The drone rose slowly and with dignity from the floor. "Jernau Gurgeh," it said. "I'm not putting up with any more of this. I'm going back to the castle. Do you mind?"

"Not at all."

"Thank you. Enjoy your marksmanship." It floated down and to the side, disappearing round the edge of the stand. Yomonul had it in his sights most of the way.

"You just let it go?" he asked Gurgeh, laughing.

"Glad to be rid of it," Gurgeh told him.

They broke for lunch. Nicosar congratulated Yomonul, saying how well he'd shot. Gurgeh sat with Yomonul at lunch, too, and went down on one knee as Nicosar's palanquin was brought up to their part of the table. Yomonul told the Emperor the exoskeleton helped steady his aim. Nicosar said it was the Emperor's pleasure that the device be removed soon, after the formal end of the games. Nicosar glanced at Gurgeh, but said nothing else; the AG palanquin lifted itself; the imperial guards nudged it further down the line of waiting people. After lunch, people returned to their seats and the hunt went on. There were other animals to hunt, and the first part of the short afternoon was spent shooting them, but the troshae came back later on. So far, only seven of the two hundred or so troshae released from the forest pens into the run had made it all the way through the wooden funnel and out the far end to escape into the forest. Even they were wounded, and would anyway be caught by the Incandescence.

The earth in the wooden funnel in front of the shooting platform was dark with auburn blood. Gurgeh shot as the animals pounded down the sodden run, but aimed to just miss them, watching for the spatter of muddy ground in front of their noses as they tore, wounded and howling and panting, in front of him. He found the whole hunt somewhat distasteful but could not deny that the infectious excitement of the Azadians had some effect on him.
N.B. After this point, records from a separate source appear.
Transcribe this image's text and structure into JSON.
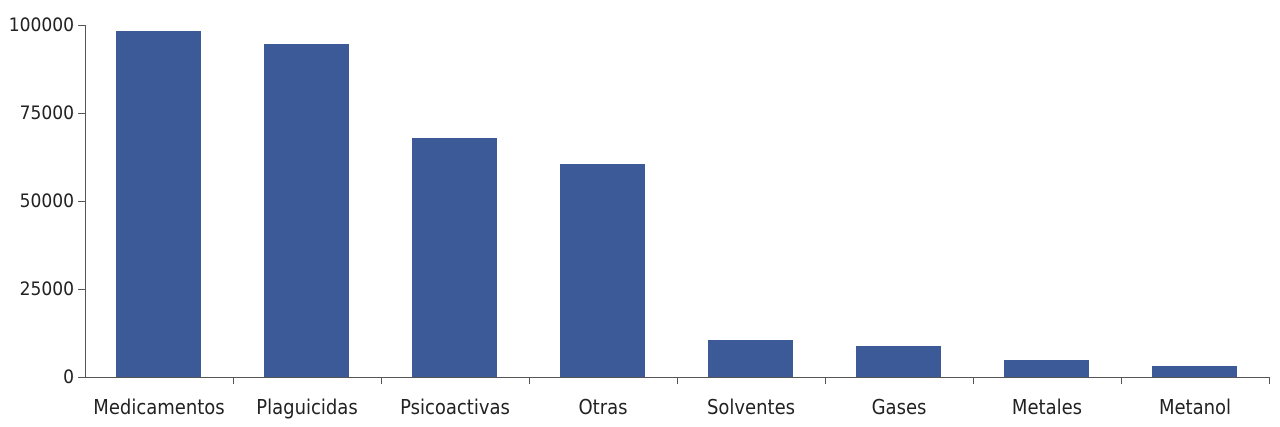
{
  "chart_data": {
    "type": "bar",
    "title": "",
    "xlabel": "",
    "ylabel": "",
    "categories": [
      "Medicamentos",
      "Plaguicidas",
      "Psicoactivas",
      "Otras",
      "Solventes",
      "Gases",
      "Metales",
      "Metanol"
    ],
    "values": [
      98300,
      94600,
      67900,
      60500,
      10500,
      8800,
      4800,
      3100
    ],
    "ylim": [
      0,
      100000
    ],
    "yticks": [
      "0",
      "25000",
      "50000",
      "75000",
      "100000"
    ],
    "grid": false,
    "bar_color": "#3d5a98"
  }
}
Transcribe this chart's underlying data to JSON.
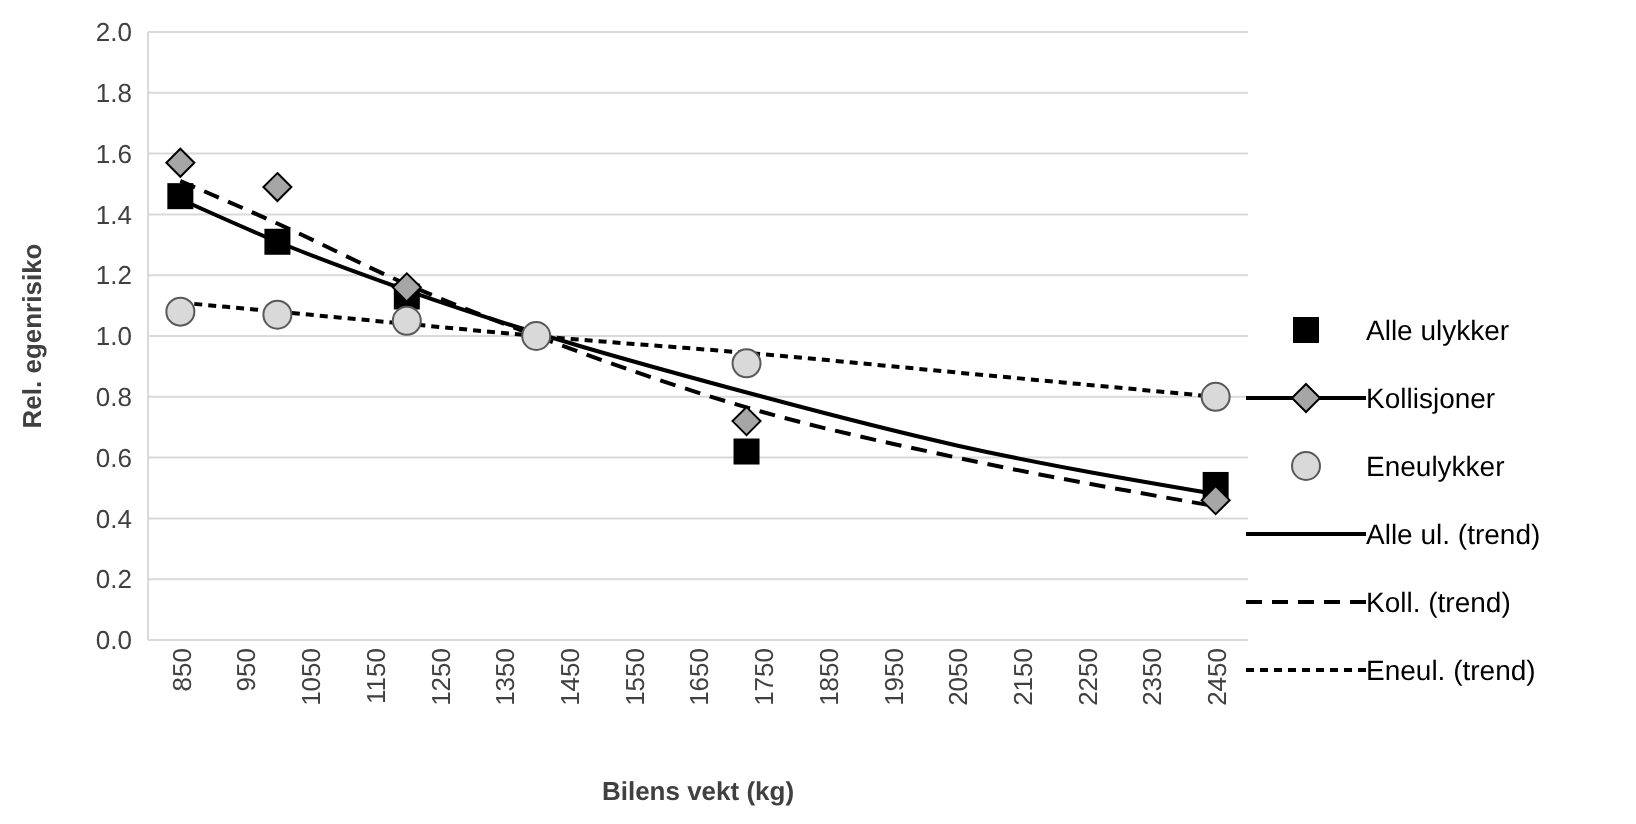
{
  "chart_data": {
    "type": "scatter",
    "xlabel": "Bilens vekt (kg)",
    "ylabel": "Rel. egenrisiko",
    "xlim": [
      800,
      2500
    ],
    "xticks": [
      850,
      950,
      1050,
      1150,
      1250,
      1350,
      1450,
      1550,
      1650,
      1750,
      1850,
      1950,
      2050,
      2150,
      2250,
      2350,
      2450
    ],
    "ylim": [
      0,
      2
    ],
    "yticks": [
      {
        "value": 0,
        "label": "0.0"
      },
      {
        "value": 0.2,
        "label": "0.2"
      },
      {
        "value": 0.4,
        "label": "0.4"
      },
      {
        "value": 0.6,
        "label": "0.6"
      },
      {
        "value": 0.8,
        "label": "0.8"
      },
      {
        "value": 1,
        "label": "1.0"
      },
      {
        "value": 1.2,
        "label": "1.2"
      },
      {
        "value": 1.4,
        "label": "1.4"
      },
      {
        "value": 1.6,
        "label": "1.6"
      },
      {
        "value": 1.8,
        "label": "1.8"
      },
      {
        "value": 2,
        "label": "2.0"
      }
    ],
    "grid": "y",
    "legend": "right",
    "series": [
      {
        "name": "Alle ulykker",
        "marker": "square",
        "color": "#000000",
        "x": [
          850,
          1000,
          1200,
          1400,
          1725,
          2450
        ],
        "values": [
          1.46,
          1.31,
          1.13,
          null,
          0.62,
          0.51
        ]
      },
      {
        "name": "Kollisjoner",
        "marker": "diamond",
        "color": "#a6a6a6",
        "x": [
          850,
          1000,
          1200,
          1400,
          1725,
          2450
        ],
        "values": [
          1.57,
          1.49,
          1.16,
          null,
          0.72,
          0.46
        ]
      },
      {
        "name": "Eneulykker",
        "marker": "circle",
        "color": "#d9d9d9",
        "x": [
          850,
          1000,
          1200,
          1400,
          1725,
          2450
        ],
        "values": [
          1.08,
          1.07,
          1.05,
          1.0,
          0.91,
          0.8
        ]
      },
      {
        "name": "Alle ul. (trend)",
        "type": "line",
        "line_style": "solid",
        "color": "#000000",
        "x": [
          850,
          1000,
          1200,
          1750,
          2050,
          2450
        ],
        "values": [
          1.45,
          1.31,
          1.15,
          0.8,
          0.64,
          0.48
        ]
      },
      {
        "name": "Koll. (trend)",
        "type": "line",
        "line_style": "dashed",
        "color": "#000000",
        "x": [
          850,
          1000,
          1200,
          1400,
          1750,
          2050,
          2450
        ],
        "values": [
          1.51,
          1.37,
          1.17,
          1.0,
          0.75,
          0.6,
          0.44
        ]
      },
      {
        "name": "Eneul. (trend)",
        "type": "line",
        "line_style": "dotted",
        "color": "#000000",
        "x": [
          850,
          1200,
          1400,
          1750,
          2050,
          2450
        ],
        "values": [
          1.11,
          1.04,
          1.0,
          0.94,
          0.88,
          0.8
        ]
      }
    ]
  }
}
Yomonul was obviously enjoying himself. The apex leant over as a large female troshae came running out of the forest with two small cubs.

"You need more practice, Gurgey," he said. "Don't you do any hunting at home?" The female and her cubs ran towards the wooden funnel.

"Not much," Gurgeh admitted.

Yomonul grunted, aimed at long range and fired. One of the cubs dropped. The female skidded, stopped, went back to it. The other cub ran on hesitantly. It mewled as bullets hit it.

Yomonul reloaded. "I was surprised to see you here at all," he said. The female, stung by a bullet in a rear leg, swung growling away from the dead cub and charged forward again, roaring, at the tottering, wounded cub.